I now see the book as a snapshot of a culture or collective memory that was viewed largely at the time by white Americans as innocent escapism and a nostalgia for a simpler past. There was certainly an undercurrent of racism in that book, which is now impossible to ignore in the wake of Charleston and Charlottesville.
I did not know Tony all that well. I was thrilled when I learned that he read and enjoyed my blog. We met a few times over the years, but there is one conversation that I will always treasure. During one meeting during the course of my research for the book I shared that I was exploring why a small number of African Americans identified with the black Confederate myth. I may have been kidding around with stories about H.K. Edgerton, but at one point Horwitz reminded me to take these people seriously.

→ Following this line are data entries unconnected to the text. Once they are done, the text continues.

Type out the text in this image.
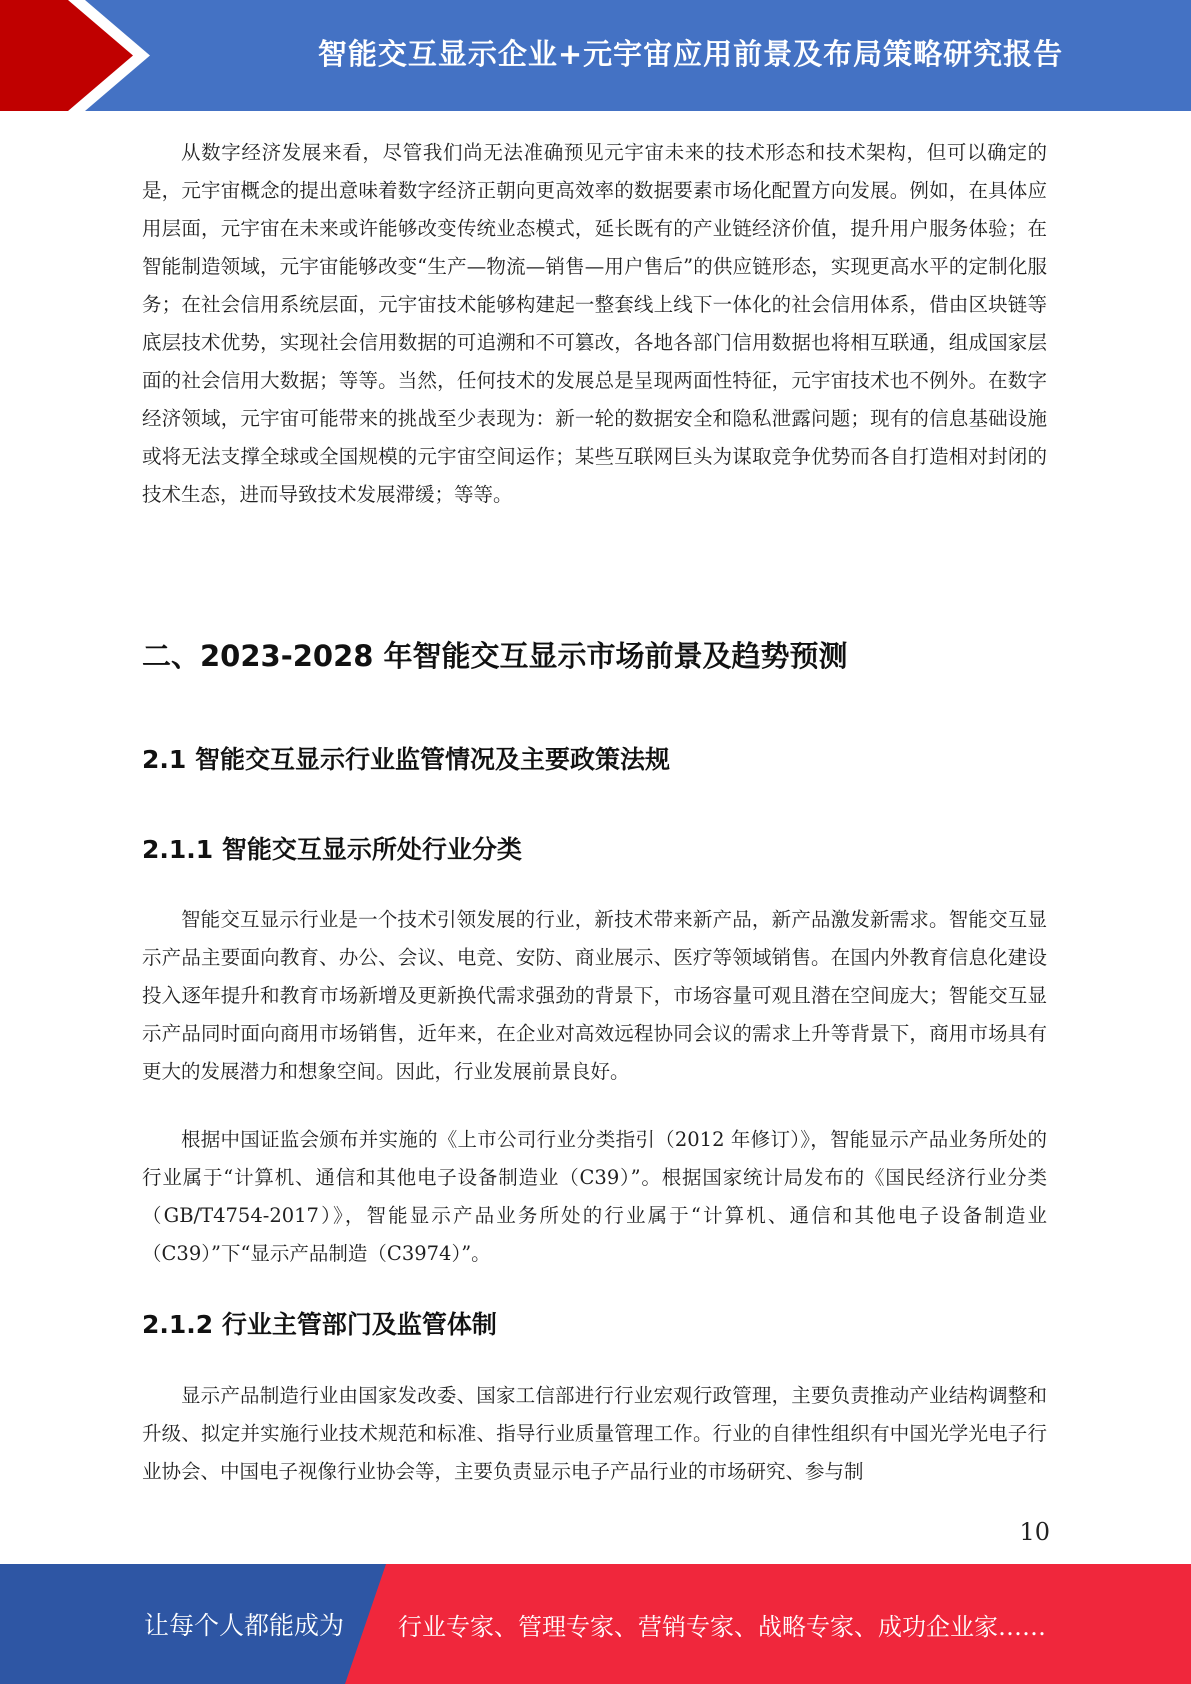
智能交互显示企业+元宇宙应用前景及布局策略研究报告

从数字经济发展来看，尽管我们尚无法准确预见元宇宙未来的技术形态和技术架构，但可以确定的是，元宇宙概念的提出意味着数字经济正朝向更高效率的数据要素市场化配置方向发展。例如，在具体应用层面，元宇宙在未来或许能够改变传统业态模式，延长既有的产业链经济价值，提升用户服务体验；在智能制造领域，元宇宙能够改变“生产—物流—销售—用户售后”的供应链形态，实现更高水平的定制化服务；在社会信用系统层面，元宇宙技术能够构建起一整套线上线下一体化的社会信用体系，借由区块链等底层技术优势，实现社会信用数据的可追溯和不可篡改，各地各部门信用数据也将相互联通，组成国家层面的社会信用大数据；等等。当然，任何技术的发展总是呈现两面性特征，元宇宙技术也不例外。在数字经济领域，元宇宙可能带来的挑战至少表现为：新一轮的数据安全和隐私泄露问题；现有的信息基础设施或将无法支撑全球或全国规模的元宇宙空间运作；某些互联网巨头为谋取竞争优势而各自打造相对封闭的技术生态，进而导致技术发展滞缓；等等。

二、2023-2028 年智能交互显示市场前景及趋势预测
2.1 智能交互显示行业监管情况及主要政策法规
2.1.1 智能交互显示所处行业分类

智能交互显示行业是一个技术引领发展的行业，新技术带来新产品，新产品激发新需求。智能交互显示产品主要面向教育、办公、会议、电竞、安防、商业展示、医疗等领域销售。在国内外教育信息化建设投入逐年提升和教育市场新增及更新换代需求强劲的背景下，市场容量可观且潜在空间庞大；智能交互显示产品同时面向商用市场销售，近年来，在企业对高效远程协同会议的需求上升等背景下，商用市场具有更大的发展潜力和想象空间。因此，行业发展前景良好。

根据中国证监会颁布并实施的《上市公司行业分类指引（2012 年修订）》，智能显示产品业务所处的行业属于“计算机、通信和其他电子设备制造业（C39）”。根据国家统计局发布的《国民经济行业分类（GB/T4754-2017）》，智能显示产品业务所处的行业属于“计算机、通信和其他电子设备制造业（C39）”下“显示产品制造（C3974）”。

2.1.2 行业主管部门及监管体制

显示产品制造行业由国家发改委、国家工信部进行行业宏观行政管理，主要负责推动产业结构调整和升级、拟定并实施行业技术规范和标准、指导行业质量管理工作。行业的自律性组织有中国光学光电子行业协会、中国电子视像行业协会等，主要负责显示电子产品行业的市场研究、参与制

10
让每个人都能成为 行业专家、管理专家、营销专家、战略专家、成功企业家……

Who else but Horwitz could make such a point. After all, much of his writing has been focused on exploring the myriad ways in which the past resonates and shapes our lives. Horwitz reminds us that as much as we like to think we shape the past, ultimately we are products of it. He explored this often confusing intersection of history, memory, and heritage with humor and a profound respect for the individuals that opened up to him with their stories. Horwitz always approached and tried to understand people on their own terms.
That advice has always stuck with me, even though I am ashamed to admit that I forgot to mention him in the acknowledgments section of my book. I was hoping our paths would cross after the book’s publication so that I could thank him in person, but that unfortunately, will not happen.
For now my thoughts are with his family and friends.